Good Deals 13: Women show social change requires a troublemaking spirit

Jane Garvey, Sakena Yacoobi and Sophi Tranchell
Dr Sakena Yacoobi, executive director of the Afghan Institute of Learning (AIL), the first organisation to give human rights and leadership training to women in Afghanistan, and Sophi Tranchell, CEO of Divine Chocolate, the social enterprise and catalyst behind the FairTrade movement received Pioneer Awards at Good Deals 13 today. 
In a conversation mediated by Jane Garvey, host of Woman's Hour on BBC Radio 4, both women shared their experiences of creating change in a diverse but intimately connected world.
Two paths met when Yacoobi made a powerful case for the power of education to create change in Afghanistan, and Tranchell explained the impact of the chocolate industry on education levels in the rural setting of Ghana where smallholder farmers grow and prepare cocoa beans. 
As a little girl, "I was a troublemaker," said Yacoobi, "I struggled with why some people were rich and some poor, why some were the 'minority.'" As a Shia in Herat, Afghanistan where there is a ethnic divide between Shia and Sunni Muslims, Yacoobi said she was told, "don't say you're a Shia or you'll have a tough time surviving."
Perturbed and determined to understand the troubling realities that marked her childhood, Yacoobi said education found its place at the core of a mission to create change.
After receiving a university education in the US, supported by her father, a self-made man who could neither read nor write, Yacoobi returned to Afghanistan where she dedicated her life to educating women and men, both young and old through the AIL.
"Education brings with it a slow process of change" she said. In Afghanistan the illiteracy level is 80%, the second lowest levels of literacy in the world. But "people in Afghanistan are learning, they are changing and gaining an understanding of their rights," she said.
With a similar trouble-making spirit, Tranchell described how she began her journey, stubbornly refusing to accept what she was told. 

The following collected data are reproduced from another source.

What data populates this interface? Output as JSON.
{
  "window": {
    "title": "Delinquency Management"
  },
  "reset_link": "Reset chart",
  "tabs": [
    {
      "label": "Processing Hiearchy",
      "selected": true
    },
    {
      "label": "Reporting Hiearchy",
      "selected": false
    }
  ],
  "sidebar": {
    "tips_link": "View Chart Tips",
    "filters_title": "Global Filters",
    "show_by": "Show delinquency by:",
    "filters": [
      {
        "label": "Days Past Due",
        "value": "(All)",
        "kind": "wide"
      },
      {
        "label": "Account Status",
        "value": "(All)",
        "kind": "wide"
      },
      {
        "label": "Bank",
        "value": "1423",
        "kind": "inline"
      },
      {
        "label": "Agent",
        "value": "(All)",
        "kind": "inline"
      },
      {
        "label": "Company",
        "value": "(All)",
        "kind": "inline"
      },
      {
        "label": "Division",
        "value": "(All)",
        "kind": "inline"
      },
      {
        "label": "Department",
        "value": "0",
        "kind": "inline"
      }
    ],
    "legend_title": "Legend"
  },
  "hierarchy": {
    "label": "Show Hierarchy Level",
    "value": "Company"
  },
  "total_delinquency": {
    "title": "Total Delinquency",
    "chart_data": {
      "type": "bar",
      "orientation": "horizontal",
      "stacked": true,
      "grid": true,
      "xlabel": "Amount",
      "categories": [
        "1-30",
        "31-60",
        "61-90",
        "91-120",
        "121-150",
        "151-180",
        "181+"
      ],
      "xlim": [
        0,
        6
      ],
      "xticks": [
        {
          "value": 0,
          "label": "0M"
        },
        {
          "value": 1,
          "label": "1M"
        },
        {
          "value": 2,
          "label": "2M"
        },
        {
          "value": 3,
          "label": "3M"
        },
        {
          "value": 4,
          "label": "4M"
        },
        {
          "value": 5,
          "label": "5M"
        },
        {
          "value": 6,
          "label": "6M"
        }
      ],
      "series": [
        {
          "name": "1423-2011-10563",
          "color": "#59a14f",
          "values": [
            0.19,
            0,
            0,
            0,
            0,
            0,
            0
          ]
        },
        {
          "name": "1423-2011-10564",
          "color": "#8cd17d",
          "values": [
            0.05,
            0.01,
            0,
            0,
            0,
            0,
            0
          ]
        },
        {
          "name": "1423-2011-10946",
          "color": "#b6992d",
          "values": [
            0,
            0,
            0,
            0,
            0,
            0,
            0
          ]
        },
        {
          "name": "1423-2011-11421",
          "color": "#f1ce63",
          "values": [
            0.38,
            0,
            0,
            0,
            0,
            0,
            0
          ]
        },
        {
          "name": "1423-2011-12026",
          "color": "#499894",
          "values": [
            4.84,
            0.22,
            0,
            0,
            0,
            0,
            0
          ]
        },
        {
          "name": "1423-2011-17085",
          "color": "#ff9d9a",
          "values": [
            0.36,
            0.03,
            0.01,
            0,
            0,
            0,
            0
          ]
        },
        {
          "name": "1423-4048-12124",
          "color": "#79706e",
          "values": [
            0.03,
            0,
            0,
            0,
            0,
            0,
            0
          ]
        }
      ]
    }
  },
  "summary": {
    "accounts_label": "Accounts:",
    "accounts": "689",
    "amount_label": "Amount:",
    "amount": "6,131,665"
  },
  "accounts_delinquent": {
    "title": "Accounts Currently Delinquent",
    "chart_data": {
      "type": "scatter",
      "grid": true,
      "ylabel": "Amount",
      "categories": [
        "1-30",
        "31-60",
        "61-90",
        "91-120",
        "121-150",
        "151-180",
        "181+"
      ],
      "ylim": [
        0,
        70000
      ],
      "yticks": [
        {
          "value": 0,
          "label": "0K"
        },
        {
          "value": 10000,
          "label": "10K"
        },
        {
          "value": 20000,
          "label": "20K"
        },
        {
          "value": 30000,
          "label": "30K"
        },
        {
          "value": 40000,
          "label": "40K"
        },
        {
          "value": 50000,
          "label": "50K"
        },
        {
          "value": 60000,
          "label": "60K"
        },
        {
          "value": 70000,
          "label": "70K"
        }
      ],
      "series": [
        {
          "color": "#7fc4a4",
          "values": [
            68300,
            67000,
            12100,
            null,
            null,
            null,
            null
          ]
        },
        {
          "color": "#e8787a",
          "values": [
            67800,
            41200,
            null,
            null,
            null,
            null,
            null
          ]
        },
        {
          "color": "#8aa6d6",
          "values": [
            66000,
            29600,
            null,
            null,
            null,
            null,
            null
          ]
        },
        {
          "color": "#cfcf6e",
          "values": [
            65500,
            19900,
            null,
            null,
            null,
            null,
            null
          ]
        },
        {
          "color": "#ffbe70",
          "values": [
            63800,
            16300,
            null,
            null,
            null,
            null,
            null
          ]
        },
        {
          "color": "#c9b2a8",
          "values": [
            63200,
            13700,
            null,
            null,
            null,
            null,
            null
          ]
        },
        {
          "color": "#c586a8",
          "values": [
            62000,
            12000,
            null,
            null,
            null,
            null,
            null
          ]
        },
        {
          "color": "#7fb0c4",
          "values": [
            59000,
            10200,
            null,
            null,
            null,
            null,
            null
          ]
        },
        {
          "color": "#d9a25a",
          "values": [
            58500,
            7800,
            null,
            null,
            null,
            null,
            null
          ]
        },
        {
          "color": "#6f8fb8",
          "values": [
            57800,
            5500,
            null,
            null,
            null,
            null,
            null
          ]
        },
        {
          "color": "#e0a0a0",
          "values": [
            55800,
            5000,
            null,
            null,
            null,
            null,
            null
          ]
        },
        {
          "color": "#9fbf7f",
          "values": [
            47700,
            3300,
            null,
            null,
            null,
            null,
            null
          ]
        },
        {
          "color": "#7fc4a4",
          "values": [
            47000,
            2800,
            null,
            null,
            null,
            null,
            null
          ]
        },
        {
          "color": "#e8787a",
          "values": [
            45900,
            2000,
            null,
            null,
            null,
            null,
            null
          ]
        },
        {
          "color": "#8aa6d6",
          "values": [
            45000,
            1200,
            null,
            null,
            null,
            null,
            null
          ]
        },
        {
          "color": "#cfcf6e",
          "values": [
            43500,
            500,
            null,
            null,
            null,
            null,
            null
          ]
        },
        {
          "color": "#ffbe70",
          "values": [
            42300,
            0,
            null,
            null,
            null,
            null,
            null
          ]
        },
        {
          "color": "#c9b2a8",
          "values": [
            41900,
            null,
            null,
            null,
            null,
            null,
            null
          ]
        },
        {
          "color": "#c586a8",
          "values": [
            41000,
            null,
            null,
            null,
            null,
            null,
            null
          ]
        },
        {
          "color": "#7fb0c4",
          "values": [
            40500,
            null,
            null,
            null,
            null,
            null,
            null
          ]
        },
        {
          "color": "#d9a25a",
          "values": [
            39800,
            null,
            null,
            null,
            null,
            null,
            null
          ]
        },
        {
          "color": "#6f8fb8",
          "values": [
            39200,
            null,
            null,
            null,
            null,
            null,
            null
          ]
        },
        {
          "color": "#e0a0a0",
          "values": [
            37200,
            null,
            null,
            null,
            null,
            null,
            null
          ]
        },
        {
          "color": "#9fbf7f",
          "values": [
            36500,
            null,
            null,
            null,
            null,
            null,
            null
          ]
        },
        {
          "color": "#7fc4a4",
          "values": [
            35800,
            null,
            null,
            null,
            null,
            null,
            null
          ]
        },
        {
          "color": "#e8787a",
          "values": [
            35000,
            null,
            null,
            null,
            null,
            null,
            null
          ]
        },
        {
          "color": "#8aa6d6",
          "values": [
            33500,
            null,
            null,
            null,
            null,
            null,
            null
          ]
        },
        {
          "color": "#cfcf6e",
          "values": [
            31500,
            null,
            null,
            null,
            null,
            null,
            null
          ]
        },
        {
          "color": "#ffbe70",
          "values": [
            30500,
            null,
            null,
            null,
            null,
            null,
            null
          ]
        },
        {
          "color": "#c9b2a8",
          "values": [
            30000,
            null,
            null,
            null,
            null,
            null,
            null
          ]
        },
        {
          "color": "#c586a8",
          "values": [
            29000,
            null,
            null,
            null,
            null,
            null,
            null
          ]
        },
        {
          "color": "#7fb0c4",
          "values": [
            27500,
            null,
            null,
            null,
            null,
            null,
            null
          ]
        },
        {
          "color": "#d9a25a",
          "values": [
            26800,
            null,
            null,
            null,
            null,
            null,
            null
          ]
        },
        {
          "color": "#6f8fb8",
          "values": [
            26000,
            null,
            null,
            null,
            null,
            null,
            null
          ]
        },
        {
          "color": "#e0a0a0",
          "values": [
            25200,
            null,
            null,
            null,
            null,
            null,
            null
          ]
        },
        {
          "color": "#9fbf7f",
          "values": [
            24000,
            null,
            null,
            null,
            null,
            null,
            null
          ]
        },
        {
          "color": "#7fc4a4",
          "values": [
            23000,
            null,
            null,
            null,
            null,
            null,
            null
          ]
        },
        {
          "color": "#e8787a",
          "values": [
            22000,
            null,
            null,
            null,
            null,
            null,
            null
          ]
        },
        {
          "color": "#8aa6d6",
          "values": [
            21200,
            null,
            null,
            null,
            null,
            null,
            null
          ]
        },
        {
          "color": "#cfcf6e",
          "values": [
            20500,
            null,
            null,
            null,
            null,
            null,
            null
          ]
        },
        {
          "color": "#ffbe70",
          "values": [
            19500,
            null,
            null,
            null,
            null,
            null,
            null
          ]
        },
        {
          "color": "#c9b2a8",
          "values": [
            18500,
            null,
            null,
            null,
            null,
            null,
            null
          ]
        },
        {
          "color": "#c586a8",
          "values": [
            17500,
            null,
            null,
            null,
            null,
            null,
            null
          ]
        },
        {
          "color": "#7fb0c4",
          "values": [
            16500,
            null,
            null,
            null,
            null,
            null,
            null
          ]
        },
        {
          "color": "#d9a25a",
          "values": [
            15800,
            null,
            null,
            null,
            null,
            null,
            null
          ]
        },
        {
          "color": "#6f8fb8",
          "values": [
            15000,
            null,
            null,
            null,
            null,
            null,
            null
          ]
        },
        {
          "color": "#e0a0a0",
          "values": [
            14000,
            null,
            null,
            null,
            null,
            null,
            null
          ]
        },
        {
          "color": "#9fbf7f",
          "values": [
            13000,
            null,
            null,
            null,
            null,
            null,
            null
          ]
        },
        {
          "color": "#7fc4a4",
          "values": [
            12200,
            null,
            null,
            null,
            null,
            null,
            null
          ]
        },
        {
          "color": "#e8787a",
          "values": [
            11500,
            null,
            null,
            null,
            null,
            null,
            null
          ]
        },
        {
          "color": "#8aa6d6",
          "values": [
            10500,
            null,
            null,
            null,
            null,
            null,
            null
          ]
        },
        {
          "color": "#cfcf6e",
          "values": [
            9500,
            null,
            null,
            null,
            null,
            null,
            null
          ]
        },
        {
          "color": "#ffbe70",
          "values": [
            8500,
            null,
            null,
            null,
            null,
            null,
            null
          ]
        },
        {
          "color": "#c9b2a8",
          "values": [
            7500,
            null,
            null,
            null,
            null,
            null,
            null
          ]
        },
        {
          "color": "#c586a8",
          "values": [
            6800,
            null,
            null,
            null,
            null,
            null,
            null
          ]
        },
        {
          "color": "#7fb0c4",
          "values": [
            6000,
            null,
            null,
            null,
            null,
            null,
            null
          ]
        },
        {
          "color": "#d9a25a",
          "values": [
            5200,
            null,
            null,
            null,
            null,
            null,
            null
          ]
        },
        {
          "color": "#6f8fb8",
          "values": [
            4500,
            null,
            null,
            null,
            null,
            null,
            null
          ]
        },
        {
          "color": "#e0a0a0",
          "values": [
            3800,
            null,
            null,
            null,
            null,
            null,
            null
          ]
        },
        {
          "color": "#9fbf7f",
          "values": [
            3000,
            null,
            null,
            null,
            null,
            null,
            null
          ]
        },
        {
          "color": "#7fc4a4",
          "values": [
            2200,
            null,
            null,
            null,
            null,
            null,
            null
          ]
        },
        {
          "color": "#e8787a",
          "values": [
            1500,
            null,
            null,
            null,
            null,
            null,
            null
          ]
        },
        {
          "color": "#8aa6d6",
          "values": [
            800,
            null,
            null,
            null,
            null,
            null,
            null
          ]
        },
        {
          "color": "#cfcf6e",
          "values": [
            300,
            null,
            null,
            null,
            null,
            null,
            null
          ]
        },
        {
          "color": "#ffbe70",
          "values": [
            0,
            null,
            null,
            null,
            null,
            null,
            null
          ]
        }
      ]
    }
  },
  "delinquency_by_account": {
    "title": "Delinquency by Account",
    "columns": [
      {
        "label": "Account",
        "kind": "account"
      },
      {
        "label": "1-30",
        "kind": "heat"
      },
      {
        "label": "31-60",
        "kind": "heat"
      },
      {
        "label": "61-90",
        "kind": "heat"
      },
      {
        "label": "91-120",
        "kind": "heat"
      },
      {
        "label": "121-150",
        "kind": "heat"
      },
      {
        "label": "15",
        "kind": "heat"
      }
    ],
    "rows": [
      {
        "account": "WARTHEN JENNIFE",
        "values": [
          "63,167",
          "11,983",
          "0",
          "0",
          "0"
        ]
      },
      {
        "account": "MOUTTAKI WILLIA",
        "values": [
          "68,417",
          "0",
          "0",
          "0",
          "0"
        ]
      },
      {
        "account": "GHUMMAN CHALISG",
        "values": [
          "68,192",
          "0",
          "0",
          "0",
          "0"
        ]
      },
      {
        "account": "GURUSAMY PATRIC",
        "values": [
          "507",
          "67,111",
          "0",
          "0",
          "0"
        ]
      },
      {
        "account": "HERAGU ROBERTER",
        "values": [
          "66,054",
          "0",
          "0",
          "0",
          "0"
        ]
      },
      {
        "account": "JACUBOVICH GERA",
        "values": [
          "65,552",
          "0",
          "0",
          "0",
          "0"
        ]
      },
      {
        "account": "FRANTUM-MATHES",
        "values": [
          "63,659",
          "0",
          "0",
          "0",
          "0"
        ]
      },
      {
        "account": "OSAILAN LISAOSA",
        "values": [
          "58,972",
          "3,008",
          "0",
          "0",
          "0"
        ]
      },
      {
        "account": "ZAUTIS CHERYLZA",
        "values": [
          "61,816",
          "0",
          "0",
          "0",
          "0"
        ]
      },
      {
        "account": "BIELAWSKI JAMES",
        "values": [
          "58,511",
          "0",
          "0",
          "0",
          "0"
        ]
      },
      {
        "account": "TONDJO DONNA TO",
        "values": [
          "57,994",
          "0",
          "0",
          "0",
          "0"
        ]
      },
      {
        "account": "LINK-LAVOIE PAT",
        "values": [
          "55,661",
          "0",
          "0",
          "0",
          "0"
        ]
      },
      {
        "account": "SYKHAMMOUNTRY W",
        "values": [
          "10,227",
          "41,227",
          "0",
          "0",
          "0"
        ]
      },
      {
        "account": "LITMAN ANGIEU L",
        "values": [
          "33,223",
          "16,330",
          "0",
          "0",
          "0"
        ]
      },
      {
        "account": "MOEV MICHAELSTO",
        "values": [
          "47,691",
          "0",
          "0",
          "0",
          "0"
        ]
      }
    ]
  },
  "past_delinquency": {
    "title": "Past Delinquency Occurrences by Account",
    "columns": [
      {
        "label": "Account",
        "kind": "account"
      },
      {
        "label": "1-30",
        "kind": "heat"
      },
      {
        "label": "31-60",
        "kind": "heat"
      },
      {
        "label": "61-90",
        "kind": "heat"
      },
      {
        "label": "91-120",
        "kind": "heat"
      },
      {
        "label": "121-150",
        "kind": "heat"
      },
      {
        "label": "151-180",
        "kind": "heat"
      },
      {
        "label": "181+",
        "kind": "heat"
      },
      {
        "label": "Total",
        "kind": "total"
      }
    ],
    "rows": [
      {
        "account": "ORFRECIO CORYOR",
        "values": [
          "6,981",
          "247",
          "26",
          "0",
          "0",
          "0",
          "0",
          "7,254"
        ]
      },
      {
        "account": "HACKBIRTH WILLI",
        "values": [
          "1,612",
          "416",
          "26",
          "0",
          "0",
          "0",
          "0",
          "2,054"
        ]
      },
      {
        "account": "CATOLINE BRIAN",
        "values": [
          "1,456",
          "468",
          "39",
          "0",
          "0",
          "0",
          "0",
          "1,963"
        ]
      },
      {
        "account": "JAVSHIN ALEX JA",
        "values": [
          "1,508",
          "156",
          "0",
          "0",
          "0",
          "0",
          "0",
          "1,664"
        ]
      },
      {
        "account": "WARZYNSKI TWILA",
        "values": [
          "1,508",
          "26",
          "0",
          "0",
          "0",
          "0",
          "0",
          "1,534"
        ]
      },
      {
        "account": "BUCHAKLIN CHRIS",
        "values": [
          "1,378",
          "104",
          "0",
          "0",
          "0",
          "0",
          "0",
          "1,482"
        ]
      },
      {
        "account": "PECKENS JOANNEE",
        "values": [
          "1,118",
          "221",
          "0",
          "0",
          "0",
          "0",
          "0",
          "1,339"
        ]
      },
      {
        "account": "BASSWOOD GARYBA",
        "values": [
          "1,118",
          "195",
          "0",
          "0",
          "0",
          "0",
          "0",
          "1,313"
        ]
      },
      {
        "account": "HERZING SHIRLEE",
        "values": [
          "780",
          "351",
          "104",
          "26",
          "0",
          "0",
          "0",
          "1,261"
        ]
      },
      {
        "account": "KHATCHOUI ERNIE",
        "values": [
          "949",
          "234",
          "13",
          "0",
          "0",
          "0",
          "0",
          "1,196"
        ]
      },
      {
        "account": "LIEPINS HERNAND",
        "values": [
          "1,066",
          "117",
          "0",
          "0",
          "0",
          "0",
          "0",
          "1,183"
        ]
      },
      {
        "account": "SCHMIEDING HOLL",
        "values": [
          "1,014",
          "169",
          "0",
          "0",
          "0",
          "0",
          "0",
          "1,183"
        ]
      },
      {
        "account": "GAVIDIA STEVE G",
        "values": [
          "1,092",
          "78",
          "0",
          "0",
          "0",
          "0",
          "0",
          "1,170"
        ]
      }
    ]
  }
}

"We set out to change the way the chocolate industry works, one of the world's most mature and competitive markets," she said. "We were told, you can't do it differently because consumers won't buy your chocolate, and we've proved that that's not true," she said.
"We are the threat of a good example," said Tranchell, and a prick that has been felt by the chocolate industry despite its size and maturity. In 2009 Cadbury began to make FairTrade chocolate, and now 12% of the market has a FairTrade mark. 
Divine is different because it is 45% owned by the Kuapa Kokoo co-operative run by its 65,000 Ghanian members in 1,400 villages across the cocoa belt, who are paid a guaranteed FairTrade price, and additional sums to support the organisation develop education and income generation programmes.
"Chocolate companies are rich, and cocoa farmers are poor, and this goes on because we don't question what goes on at the end of the value chain," said Tranchell.
"When we buy chocolate below the cost of production, we don't pay the real price, and people who farm the beans have to make choices we wouldn't want them to make, they won't send their children to school" she said.
Anne McPherson, managing director of Diversity in Business at RBS, and Rebecca George OBE, senior partner at Deloitte, presented Dr Sakena Yacoobi and Sophi Tranchell with bespoke awards posters, designed by Matter&Co, and thanked them for their inspiring work and spirited determination to create change.